# no confidence in confidence intervals

With all of the upcoming primaries, I have been reading a little bit about polling data.  Nate Silver of the NY Times discusses how frequently a candidate’s vote total falls in the margin of error (based on poll data) .  Usually, 95% confidence intervals are reported, so you would expect a candidate’s numbers to be outside the confidence interval ~5% of the time.

FiveThirtyEight has a database consisting of thousands of primary and caucus polls dating back to the 1970s. Each poll contains numbers for several candidates, so there are a total of about 17,000 observations. How often does a candidate’s actual vote total fall within the theoretical margin of error?

The answer is, not very often. In theory, a candidate’s actual vote total should fall outside the margin of error only 5 percent of the time. In reality, the candidate’s vote total was outside the margin of error 65 percent of the time! Part of this is because the database includes some polls conducted months before the actual voting took place. But even if you restrict the analysis to polls conducted within the final week of the campaign, about 40 percent of the vote totals fell outside the margin of error — eight times more often than is supposed to happen if you could take the margin of error at face value. [emphasis added]

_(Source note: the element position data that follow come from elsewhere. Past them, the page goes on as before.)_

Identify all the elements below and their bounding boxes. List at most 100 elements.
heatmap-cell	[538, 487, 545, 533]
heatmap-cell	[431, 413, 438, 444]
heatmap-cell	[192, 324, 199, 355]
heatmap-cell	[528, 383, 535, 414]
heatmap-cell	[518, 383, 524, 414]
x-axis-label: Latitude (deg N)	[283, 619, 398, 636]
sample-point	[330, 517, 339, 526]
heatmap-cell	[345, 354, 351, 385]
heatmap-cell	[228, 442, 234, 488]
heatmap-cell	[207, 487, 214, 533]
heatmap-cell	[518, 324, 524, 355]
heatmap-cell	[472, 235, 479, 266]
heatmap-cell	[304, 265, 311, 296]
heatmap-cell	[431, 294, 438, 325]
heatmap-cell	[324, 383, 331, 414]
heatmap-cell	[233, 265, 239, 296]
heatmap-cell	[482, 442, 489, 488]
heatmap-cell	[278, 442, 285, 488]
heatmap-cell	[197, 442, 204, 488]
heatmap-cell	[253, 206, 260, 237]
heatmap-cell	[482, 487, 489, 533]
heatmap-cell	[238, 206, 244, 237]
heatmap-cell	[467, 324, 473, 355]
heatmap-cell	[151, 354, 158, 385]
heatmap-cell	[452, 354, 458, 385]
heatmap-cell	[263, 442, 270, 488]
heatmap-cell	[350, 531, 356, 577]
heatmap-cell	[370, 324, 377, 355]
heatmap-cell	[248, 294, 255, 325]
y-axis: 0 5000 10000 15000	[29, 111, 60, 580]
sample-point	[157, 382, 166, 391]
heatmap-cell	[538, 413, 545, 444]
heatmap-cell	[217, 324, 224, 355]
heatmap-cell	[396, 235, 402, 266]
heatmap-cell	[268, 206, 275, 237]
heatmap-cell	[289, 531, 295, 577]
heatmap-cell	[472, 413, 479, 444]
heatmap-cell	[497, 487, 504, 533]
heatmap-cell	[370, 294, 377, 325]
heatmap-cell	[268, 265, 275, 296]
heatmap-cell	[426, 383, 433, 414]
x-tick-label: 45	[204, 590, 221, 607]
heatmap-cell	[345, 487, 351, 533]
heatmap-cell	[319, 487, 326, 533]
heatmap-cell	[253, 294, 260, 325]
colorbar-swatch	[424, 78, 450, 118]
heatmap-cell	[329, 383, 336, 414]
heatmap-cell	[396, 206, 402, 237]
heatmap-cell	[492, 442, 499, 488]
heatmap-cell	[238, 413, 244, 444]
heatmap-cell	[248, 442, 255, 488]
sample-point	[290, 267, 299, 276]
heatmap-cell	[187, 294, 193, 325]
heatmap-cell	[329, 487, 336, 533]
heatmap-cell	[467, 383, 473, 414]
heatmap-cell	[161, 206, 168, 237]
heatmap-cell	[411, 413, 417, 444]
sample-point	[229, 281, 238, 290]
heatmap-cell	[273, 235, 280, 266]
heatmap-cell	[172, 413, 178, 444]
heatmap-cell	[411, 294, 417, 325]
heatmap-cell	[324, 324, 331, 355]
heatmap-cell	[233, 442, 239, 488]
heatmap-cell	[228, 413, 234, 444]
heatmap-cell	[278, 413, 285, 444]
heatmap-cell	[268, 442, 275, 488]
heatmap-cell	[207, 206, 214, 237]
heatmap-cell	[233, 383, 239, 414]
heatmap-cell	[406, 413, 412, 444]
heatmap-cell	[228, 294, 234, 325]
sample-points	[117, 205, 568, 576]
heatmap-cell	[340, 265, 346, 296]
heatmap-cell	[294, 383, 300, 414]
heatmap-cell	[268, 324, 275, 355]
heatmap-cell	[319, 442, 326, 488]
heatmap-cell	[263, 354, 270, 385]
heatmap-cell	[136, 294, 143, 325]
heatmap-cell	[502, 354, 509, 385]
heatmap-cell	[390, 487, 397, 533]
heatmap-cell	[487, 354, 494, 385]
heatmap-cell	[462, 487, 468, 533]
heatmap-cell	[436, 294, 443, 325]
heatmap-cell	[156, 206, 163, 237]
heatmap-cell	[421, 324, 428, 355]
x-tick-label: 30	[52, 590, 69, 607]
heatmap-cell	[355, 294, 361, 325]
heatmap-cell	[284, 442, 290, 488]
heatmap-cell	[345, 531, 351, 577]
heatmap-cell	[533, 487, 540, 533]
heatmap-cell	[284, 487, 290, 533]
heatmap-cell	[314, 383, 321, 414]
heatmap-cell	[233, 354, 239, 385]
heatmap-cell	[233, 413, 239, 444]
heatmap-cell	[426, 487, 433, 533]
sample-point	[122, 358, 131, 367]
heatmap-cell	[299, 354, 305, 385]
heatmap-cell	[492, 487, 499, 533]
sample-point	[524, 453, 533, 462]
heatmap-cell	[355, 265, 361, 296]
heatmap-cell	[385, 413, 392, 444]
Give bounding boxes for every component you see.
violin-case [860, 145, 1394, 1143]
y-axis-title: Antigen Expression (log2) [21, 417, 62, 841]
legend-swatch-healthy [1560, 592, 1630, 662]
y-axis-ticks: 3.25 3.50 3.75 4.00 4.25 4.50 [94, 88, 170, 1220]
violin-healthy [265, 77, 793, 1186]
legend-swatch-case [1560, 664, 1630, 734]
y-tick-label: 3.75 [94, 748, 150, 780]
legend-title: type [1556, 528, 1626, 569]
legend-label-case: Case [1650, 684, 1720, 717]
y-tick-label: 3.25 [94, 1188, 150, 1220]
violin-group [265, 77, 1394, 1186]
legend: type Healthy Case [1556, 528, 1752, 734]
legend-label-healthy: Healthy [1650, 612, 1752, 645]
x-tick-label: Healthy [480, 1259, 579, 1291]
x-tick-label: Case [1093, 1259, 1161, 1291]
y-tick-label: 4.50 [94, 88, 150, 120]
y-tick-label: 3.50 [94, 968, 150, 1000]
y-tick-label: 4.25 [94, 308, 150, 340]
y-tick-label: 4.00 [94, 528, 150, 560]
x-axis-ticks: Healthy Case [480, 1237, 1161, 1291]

Silver argues that it is important to recalibrate the polling data based on the accuracy of past polls. To make predictions about election/primary results based on polling data, he (b) adjusts the results based on how recent the polls are (more recent = more accurate), (c) accounts for undecided voters, and (c) accounts for “momentum.” Silver’s methodology can be found here and his prediction for the New Hampshire primary can be found here.

Related post:

#### 4 responses to “no confidence in confidence intervals”

• prubin73

I wonder how Silver (or anyone) can adjust for non-response bias? My guess is that any “undecided” option in the poll is likely to be underutilized, because people who decide at the last minute (or are unenthused about all the candidates) are less likely to bother responding to the poll. It’s a safe bet non-response bias is present, but how to assess it?

• Laura McLay

@prubin73: From the same link, Silver has two methods for adjusting for undecideds:

“Forecasts can also be improved by assigning undecided voters to the candidates. The specific method used represents a compromise between dividing these votes evenly among the candidates and dividing them proportionately, based on what would have produced the best results on the historical data.”

• Paul A. Rubin

Dividing the undecided voters equally among candidates is hard to justify. Dividing them in proportion based on historical data confuses me a bit, as presumably different proportions best fit different historical races. Does this mean Silver has a formula (that takes into account multiple factors), or does it ultimately boil down to assigning the undecided voters either in the same proportion as the poll numbers or perhaps based on a monotonic function of poll proportions (so that front-runners get a somewhat higher-than-polling-value fraction of the undecided voters and fringe candidates do worse than proportional)?

In any case, I’m not sure the impact of non-response bias is the same for undecideds as for unenthused voters (“I’m going to vote for Romney because he’s the only electable one, even if he is a covert liberal pagan … but I can’t be bothered to fill out the poll”). And we can’t forget our friends in Florida who say they’re going to vote for X, really intend to vote for X, then end up voting for Y because the ballot was s-o-o-o confusing.

• Laura McLay

@prubin73: I agree. Unfortunately, the full methodology is not available on Silver’s website (at least I didn’t find it). I wonder if one could do an optimization over some of these “fudge factors” to find the best way to account for undecideds, momentum, etc. Presumably that he what he did to some extent, but I would like more of the gory details.